Mitarbeiter motivieren, Ausstattung verbessern

Zur Steigerung der Motivation der Mitarbeiter und zur Verbesserung der Ausstattung im öffentlichen wollen wir folgende Maßnahmen verwirklichen:

    Behördennetz

  1. Wir werden für Behörden ein modernes Informations- und Kommunikationsnetz aufbauen.

    Unternehmenskultur

  2. Wir wollen auch in der Verwaltung eine neue Unternehmenskultur entwickeln. Wir brauchen einen öffentlichen Dienst, der hochmotiviert, flexibel und leistungsfähig ist. Dazu gehört Identifikationsbereitschaft. Dazu müssen die Angehörigen des öffentlichen Dienstes ermutigt werden.
    Unsere Ziele sind deshalb: mehr Entscheidungsspielraum, mehr Fortbildung, mehr Mitgestaltung und mehr Mitwirkung.

    Dienstrechtsform

  3. Wir wollen eine Reform des öffentlichen Dienstrechts. Wer bessere Leistungen erbringt, soll besser bezahlt werden und schneller aufsteigen können.

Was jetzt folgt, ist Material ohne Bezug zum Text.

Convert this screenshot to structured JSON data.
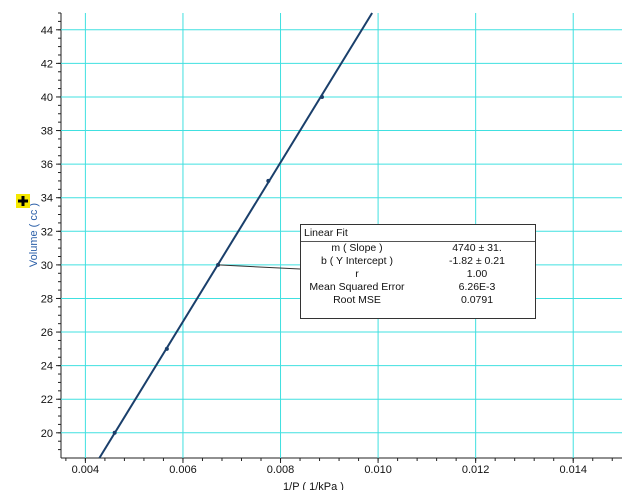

Verwaltungsreform im Bund in Angriff nehmen

Bayern ist der Motor für Bürokratieabbau und Verwaltungsvereinfachung auch im Bund. Dabei haben wir erste Erfolge erzielt. Einen besonderen Dank richte ich in diesem Zusammenhang an die CSU-Fraktion und Alois Glück. Von ihnen gingen wesentliche Initiativen aus.

Justizreform

Ein ähnlicher, ebenso notwendiger Durchbruch im Bereich der Justiz ist dringend erforderlich. Die Bundesregierung muß hier eine grundlegende Reform in Angriff nehmen. Wir haben in Deutschland die weltweit höchste Richterdichte. Trotzdem gehören unsere Gerichtsverfahren zu den längsten in Europa. Straftäter können ihre Verurteilung oft jahrelang hinauszögern.

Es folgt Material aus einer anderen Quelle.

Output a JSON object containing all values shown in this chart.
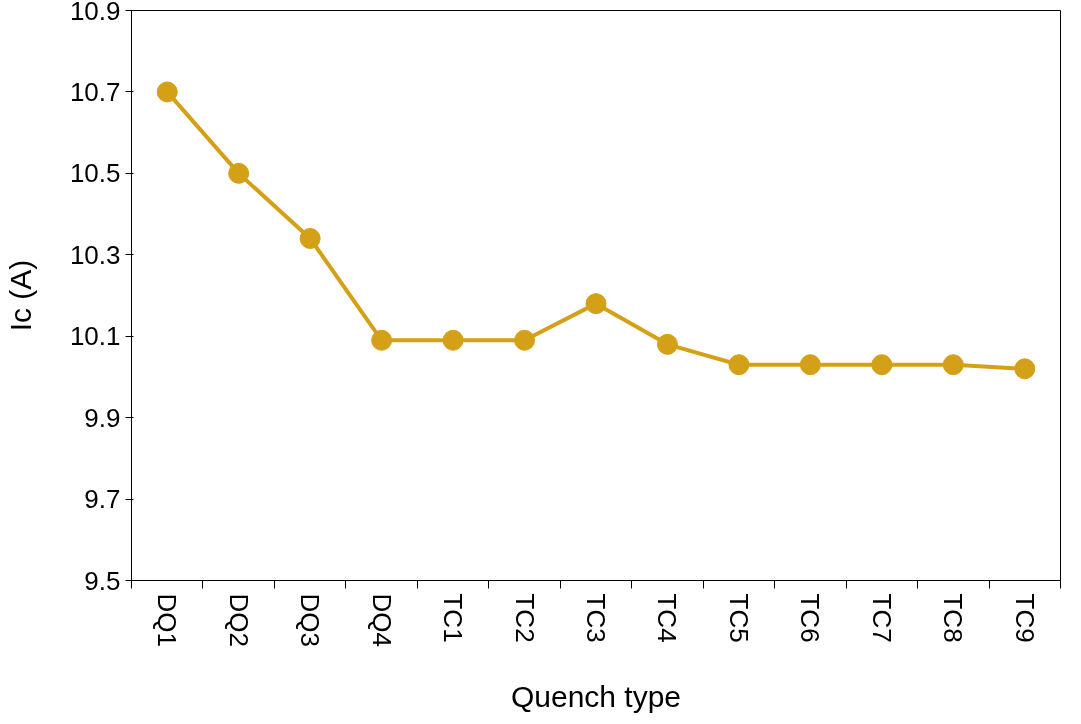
{
  "chart_data": {
    "type": "line",
    "xlabel": "Quench type",
    "ylabel": "Ic (A)",
    "categories": [
      "DQ1",
      "DQ2",
      "DQ3",
      "DQ4",
      "TC1",
      "TC2",
      "TC3",
      "TC4",
      "TC5",
      "TC6",
      "TC7",
      "TC8",
      "TC9"
    ],
    "series": [
      {
        "color": "#d4a017",
        "values": [
          10.7,
          10.5,
          10.34,
          10.09,
          10.09,
          10.09,
          10.18,
          10.08,
          10.03,
          10.03,
          10.03,
          10.03,
          10.02
        ]
      }
    ],
    "ylim": [
      9.5,
      10.9
    ],
    "yticks": [
      9.5,
      9.7,
      9.9,
      10.1,
      10.3,
      10.5,
      10.7,
      10.9
    ],
    "marker": "circle",
    "line_style": "solid",
    "grid": false
  }
}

Hochschulen effizienter machen

Fortschritt und Mut zu Neuem brauchen wir auch, wo es um die Förderung des "Rohstoffes Geist" geht.

Öffentlich-rechtlichen Rundfunk reformieren

Auch in der Medienpolitik müssen wir im Hinblick auf die Wettbewerbssituation Strukturen überprüfen und aufbrechen. Rundfunkgebühren sind nicht beliebig steigerbar!

Vor einem Jahrzehnt haben wir gegen den erbitterten Widerstand der SPD das duale Rundfunksystem und den Wettbewerb zwischen öffentlich-rechtlichen Anstalten und privaten Programmanbietern durchgesetzt.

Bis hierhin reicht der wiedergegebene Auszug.